Supramolecular synthon approach was employed to develop a self-drug-delivery system based on organic salt based supramolecular gelators. One such key gelator NAP-PHE∙PEA derived from naproxen-phenylalanine conjugate and phenethylamine showed ability to gel both water and organic solvents. Supramolecular interactions such as π-π and C-H…π were probed by variable-temperature 1H-NMR spectroscopy in the hydrogelation process of NAP-PHE∙PEA. Single crystal structures of nine out of twelve salts were determined and the supramolecular synthon present therein was carefully analyzed.
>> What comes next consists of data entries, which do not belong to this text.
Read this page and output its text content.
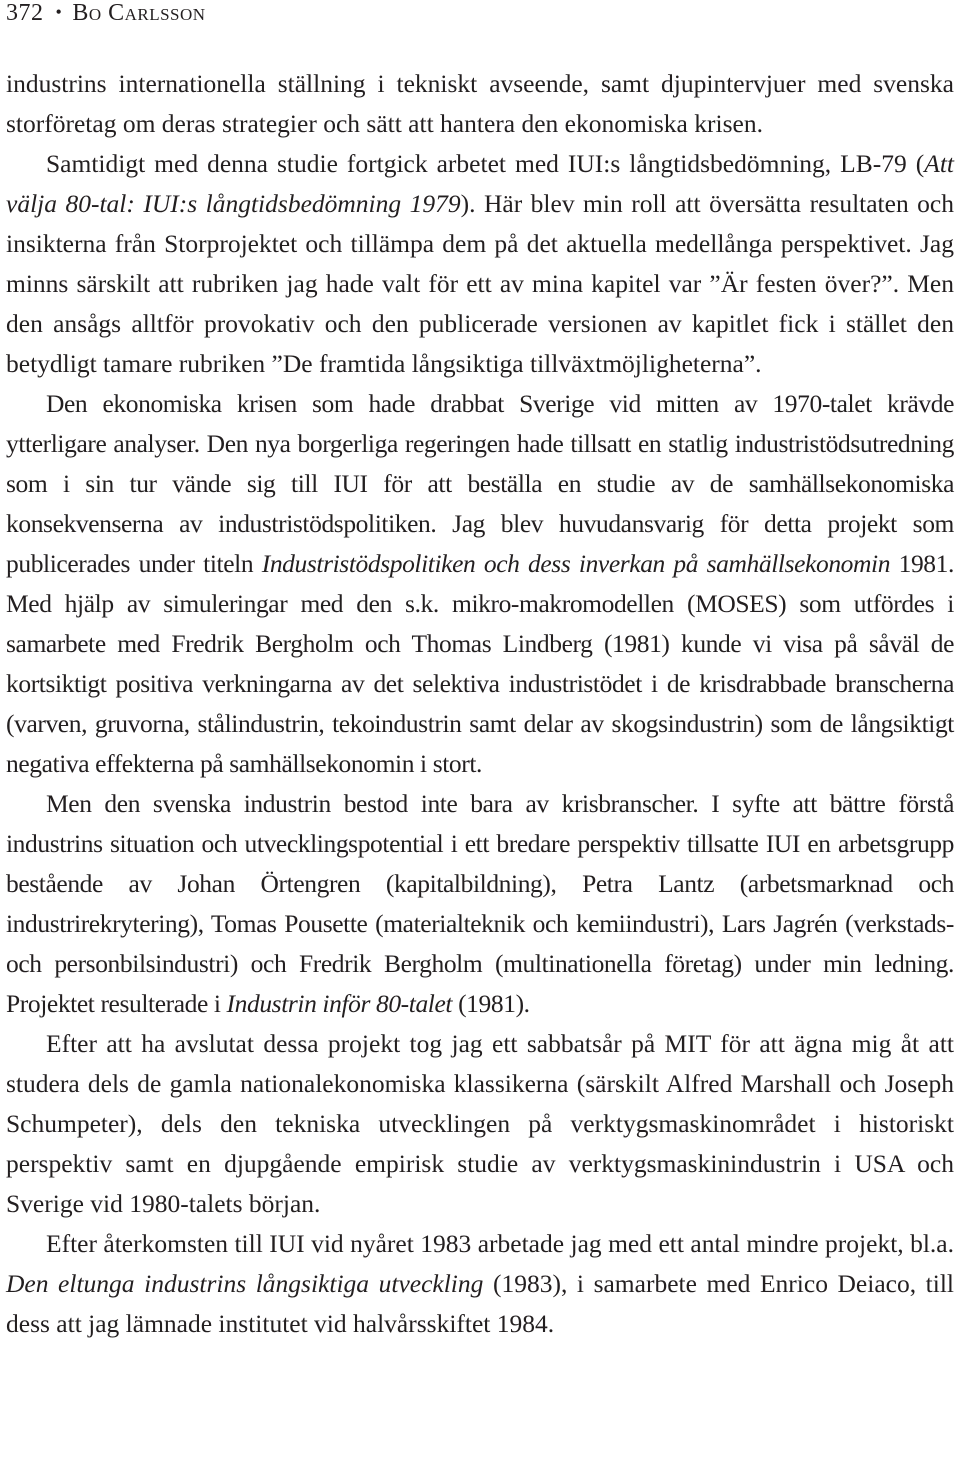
372 • Bo Carlsson

industrins internationella ställning i tekniskt avseende, samt djupintervjuer med svenska storföretag om deras strategier och sätt att hantera den ekonomiska krisen.

Samtidigt med denna studie fortgick arbetet med IUI:s långtidsbedömning, LB-79 (Att välja 80-tal: IUI:s långtidsbedömning 1979). Här blev min roll att översätta resultaten och insikterna från Storprojektet och tillämpa dem på det aktuella medellånga perspektivet. Jag minns särskilt att rubriken jag hade valt för ett av mina kapitel var ”Är festen över?”. Men den ansågs alltför provokativ och den publicerade versionen av kapitlet fick i stället den betydligt tamare rubriken ”De framtida långsiktiga tillväxtmöjligheterna”.

Den ekonomiska krisen som hade drabbat Sverige vid mitten av 1970-talet krävde ytterligare analyser. Den nya borgerliga regeringen hade tillsatt en statlig industristödsutredning som i sin tur vände sig till IUI för att beställa en studie av de samhällsekonomiska konsekvenserna av industristödspolitiken. Jag blev huvudansvarig för detta projekt som publicerades under titeln Industristödspolitiken och dess inverkan på samhällsekonomin 1981. Med hjälp av simuleringar med den s.k. mikro-makromodellen (MOSES) som utfördes i samarbete med Fredrik Bergholm och Thomas Lindberg (1981) kunde vi visa på såväl de kortsiktigt positiva verkningarna av det selektiva industristödet i de krisdrabbade branscherna (varven, gruvorna, stålindustrin, tekoindustrin samt delar av skogsindustrin) som de långsiktigt negativa effekterna på samhällsekonomin i stort.

Men den svenska industrin bestod inte bara av krisbranscher. I syfte att bättre förstå industrins situation och utvecklingspotential i ett bredare perspektiv tillsatte IUI en arbetsgrupp bestående av Johan Örtengren (kapitalbildning), Petra Lantz (arbetsmarknad och industrirekrytering), Tomas Pousette (materialteknik och kemiindustri), Lars Jagrén (verkstads- och personbilsindustri) och Fredrik Bergholm (multinationella företag) under min ledning. Projektet resulterade i Industrin inför 80-talet (1981).

Efter att ha avslutat dessa projekt tog jag ett sabbatsår på MIT för att ägna mig åt att studera dels de gamla nationalekonomiska klassikerna (särskilt Alfred Marshall och Joseph Schumpeter), dels den tekniska utvecklingen på verktygsmaskinområdet i historiskt perspektiv samt en djupgående empirisk studie av verktygsmaskinindustrin i USA och Sverige vid 1980-talets början.

Efter återkomsten till IUI vid nyåret 1983 arbetade jag med ett antal mindre projekt, bl.a. Den eltunga industrins långsiktiga utveckling (1983), i samarbete med Enrico Deiaco, till dess att jag lämnade institutet vid halvårsskiftet 1984.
Intriguing insights of the gel-network structure was also investigated by structure-property correlation based on single-crystal and powder X-ray diffraction analysis of gelator/nongelator salts. The gelator salt NAP-PHE∙PEA displayed significant anti-cancer property against cancer cells (B16-F10. HeLa and A375); it was found non-cytotoxic against normal cell lines (E.derm and HEK-293) at comparable concentrations as revealed by MTT assays. The gelator salt NAP-PHE∙PEA also displayed significant anti-cancer behaviour against B16-F10 (scratch assay) and HeLa (multi-cellular tumour spheroid). The methyl salicylate gel of NAP-PHE∙PEA displayed shape-sustaining, load-bearing, self-healing properties along with rheoreversibility, which are considered important for topical applications.